狙っていたのは、キリシタン大名を援助して、布教や貿易を進めようという程度だったのでございます。大村氏は、南蛮船の寄港を増やすために長崎周辺を教会に寄付していましたが、それも秀吉によって返還させられました。

どうしてキリスト教が流行ったかと云うことですが、私たちの時代は、武士も庶民も、古い道徳や秩序にとらわれない自由を手に入れた時代でございました。そういう世相の中では、毒にも薬にもならない古い信仰より、現世利益の教えで京都の町衆たちに力を伸ばした法華宗、蓮如上人の改革で農民たちの気持ちをとらえた一向宗、そして、一神教の論理が清新だったキリスト教などが、時代的な気分に合っていたのです。

しかし、イエス様の教えは魅力的とはいえ、南蛮人たちがそれを梃子に利益を得ようとしているということを、秀吉などは敏感に感じ取りましたし、日本人を外国に奴隷として連れて行くという不愉快な噂も聞こえてまいりました。

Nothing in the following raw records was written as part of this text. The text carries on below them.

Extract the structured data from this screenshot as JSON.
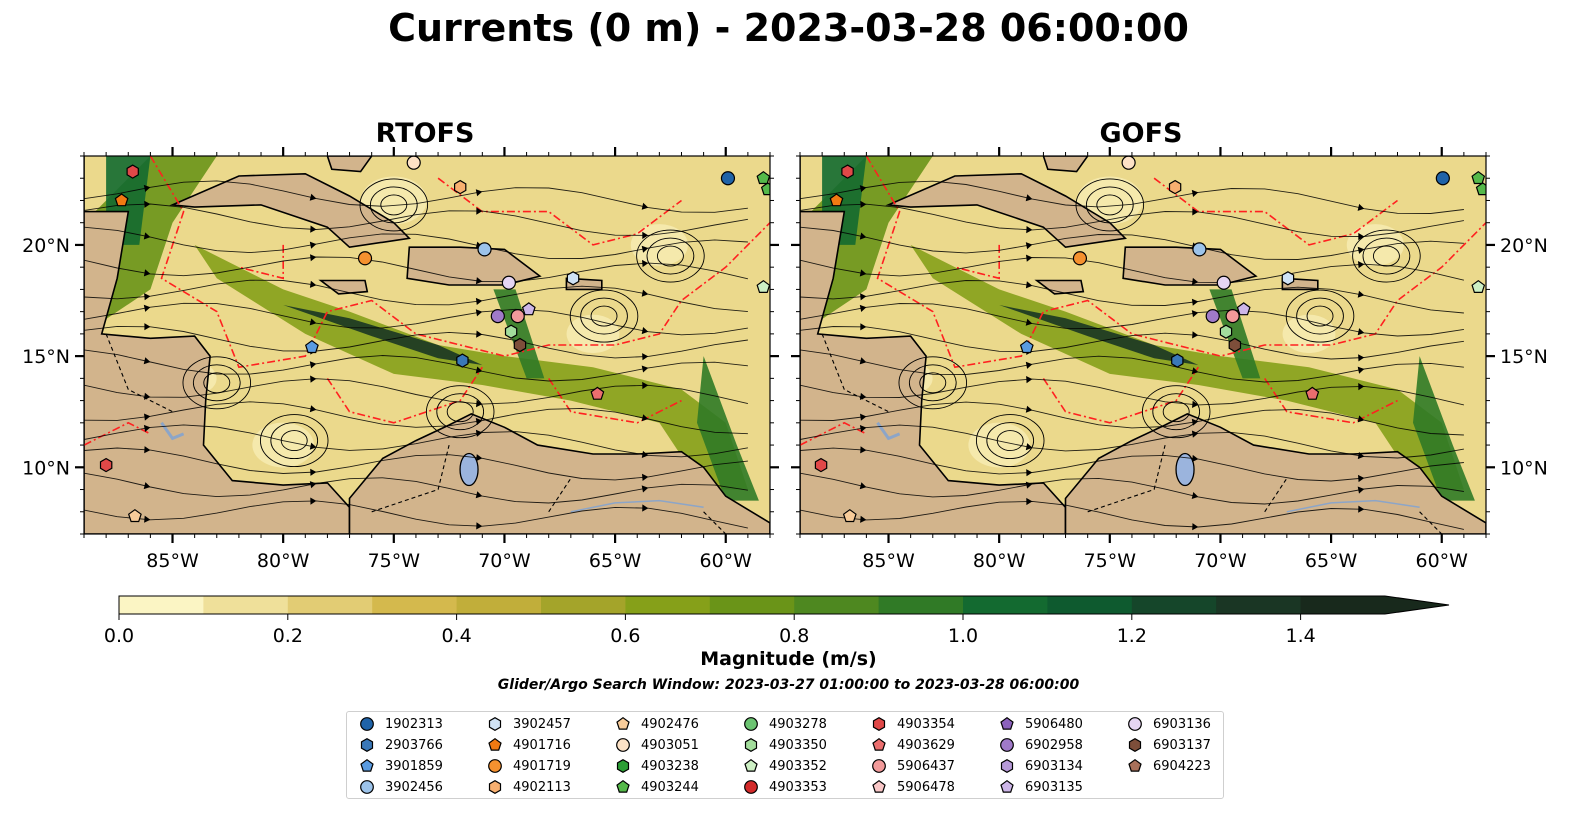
{
  "title": "Currents (0 m) - 2023-03-28 06:00:00",
  "panels": [
    {
      "title": "RTOFS"
    },
    {
      "title": "GOFS"
    }
  ],
  "axes": {
    "lon_ticks": [
      "85°W",
      "80°W",
      "75°W",
      "70°W",
      "65°W",
      "60°W"
    ],
    "lat_ticks": [
      "20°N",
      "15°N",
      "10°N"
    ]
  },
  "colorbar": {
    "label": "Magnitude (m/s)",
    "ticks": [
      "0.0",
      "0.2",
      "0.4",
      "0.6",
      "0.8",
      "1.0",
      "1.2",
      "1.4"
    ],
    "colors": [
      "#fbf5c4",
      "#efe09a",
      "#e2cc74",
      "#d4b94d",
      "#c1ae3a",
      "#a4a42a",
      "#86a019",
      "#6a9418",
      "#4e8820",
      "#307a26",
      "#136a30",
      "#0e5a2f",
      "#15462a",
      "#1a3624",
      "#18291c"
    ]
  },
  "search_window": "Glider/Argo Search Window: 2023-03-27 01:00:00 to 2023-03-28 06:00:00",
  "legend": [
    {
      "id": "1902313",
      "shape": "circle",
      "color": "#1f63a8"
    },
    {
      "id": "2903766",
      "shape": "hexagon",
      "color": "#3a78b8"
    },
    {
      "id": "3901859",
      "shape": "pentagon",
      "color": "#5a9be0"
    },
    {
      "id": "3902456",
      "shape": "circle",
      "color": "#9cc3ea"
    },
    {
      "id": "3902457",
      "shape": "hexagon",
      "color": "#cfe2f5"
    },
    {
      "id": "4901716",
      "shape": "pentagon",
      "color": "#f07a12"
    },
    {
      "id": "4901719",
      "shape": "circle",
      "color": "#f5912f"
    },
    {
      "id": "4902113",
      "shape": "hexagon",
      "color": "#f8b070"
    },
    {
      "id": "4902476",
      "shape": "pentagon",
      "color": "#f8cc9a"
    },
    {
      "id": "4903051",
      "shape": "circle",
      "color": "#fde2c6"
    },
    {
      "id": "4903238",
      "shape": "hexagon",
      "color": "#2c9e35"
    },
    {
      "id": "4903244",
      "shape": "pentagon",
      "color": "#55b94a"
    },
    {
      "id": "4903278",
      "shape": "circle",
      "color": "#6cc472"
    },
    {
      "id": "4903350",
      "shape": "hexagon",
      "color": "#a3dd9c"
    },
    {
      "id": "4903352",
      "shape": "pentagon",
      "color": "#cdf0c4"
    },
    {
      "id": "4903353",
      "shape": "circle",
      "color": "#d32a2a"
    },
    {
      "id": "4903354",
      "shape": "hexagon",
      "color": "#e04848"
    },
    {
      "id": "4903629",
      "shape": "pentagon",
      "color": "#eb6e6e"
    },
    {
      "id": "5906437",
      "shape": "circle",
      "color": "#f29a9a"
    },
    {
      "id": "5906478",
      "shape": "pentagon",
      "color": "#f9c7c7"
    },
    {
      "id": "5906480",
      "shape": "pentagon",
      "color": "#8c62bd"
    },
    {
      "id": "6902958",
      "shape": "circle",
      "color": "#a07ac9"
    },
    {
      "id": "6903134",
      "shape": "hexagon",
      "color": "#b79ad8"
    },
    {
      "id": "6903135",
      "shape": "pentagon",
      "color": "#cdb6e8"
    },
    {
      "id": "6903136",
      "shape": "circle",
      "color": "#e6d5f3"
    },
    {
      "id": "6903137",
      "shape": "hexagon",
      "color": "#7d4e3a"
    },
    {
      "id": "6904223",
      "shape": "pentagon",
      "color": "#a8705a"
    }
  ],
  "map_colors": {
    "land": "#d2b48c",
    "lake": "#9bb4dd",
    "boundary": "#ff2020"
  }
}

そして、そういう不信感が、コエリョという愚か者の浅はかな行いを機に、キリシタン禁止令というかたちになったのです。しかし、それほど厳しいものではなく、本格的な弾圧はオランダが日本にやって来て、カトリックを德川家康さまに誹謗中傷してからです。

船長の法螺で厳しくなったキリシタン禁制

天正15年(1587年)に秀吉がバテレン追放令を出しましたが、その内容は布教を禁止したとは言え、信仰し続けるのは黙認しておりますし、実際、神社や寺を壊したりしなければ、キリシタン大名ですら厳しいお咎めはありませんでした。

狩野内膳画南蛮屏風Wikipediaより

南蛮船はあいかわらず来ましたが、いっときの長崎のように教会に土地を寄進したり、日本人をおおっぴらに奴隷にすることができなくなっただけです。

天正20年(1592年)には、スペインのマニラの総督に入貢を要求しましたが、関係が緊張したわけではありません。翌年にはフランシスコ会宣教師ペドロ・バプチスタが来日し、京に修道院の建設が許可され、敵対的なことをしなければ布教してもお咎めはありませんでした。

ところが、天正14年(1596年)7月にマニラを出航したサン=フェリペ号が、メキシコを目指したものの台風に遭って土佐に流れ着きました。領主の長宗我部元親さまは、積み荷を没収したものの船長が抗議するので、判断を秀吉に求めたのです。

秀吉は増田長盛を土佐に派遣し、日本を侵略するつもりがあるのでないかと尋問したところ、デ・オランディアという水先案内人が長盛に世界地図を示し、「スペイン国王は宣教師を世界中に派遣し、布教とともに征服をしてきた。まず、その土地の民を教化し、そののちに信徒を内応させ兵力をもって呑み込むのだ」とお粗末な法螺を豪語をしたのです。

しかし秀吉も、マニラでのスペインの軍事力には限界があって、日本を攻めるなど無理だということを知っていたので、これにひどく驚いたというほどではなかったのですが、こんなことを言われたら、そのままにしておけません。

このために、キリシタン禁制が確認され、京にいた宣教師たちは慶長元年(1597年)12月に長崎で処刑されてしまいました(26聖人)。ただし、船の修理は認められ、無事にマニラに帰りましたが、これを機にフランシスコ会の活動は難しくなりました。

大坂と京都でフランシスコ会員7名と信徒14名、イエズス会関係者3名の合計24名が捕縛されました。24名は、京都・堀川通り一条戻り橋で左の耳たぶを切り落とされて、市中引き回し。長崎で処刑せよということになって、道中でつき添っていたペトロ助四郎と、フランシスコ会員の世話をしていた伊勢の大工フランシスコ吉も捕縛されました。

26人のうち、日本人は20名、スペイン人が4名、メキシコ人、ポルトガル人がそれぞれ1名でありました。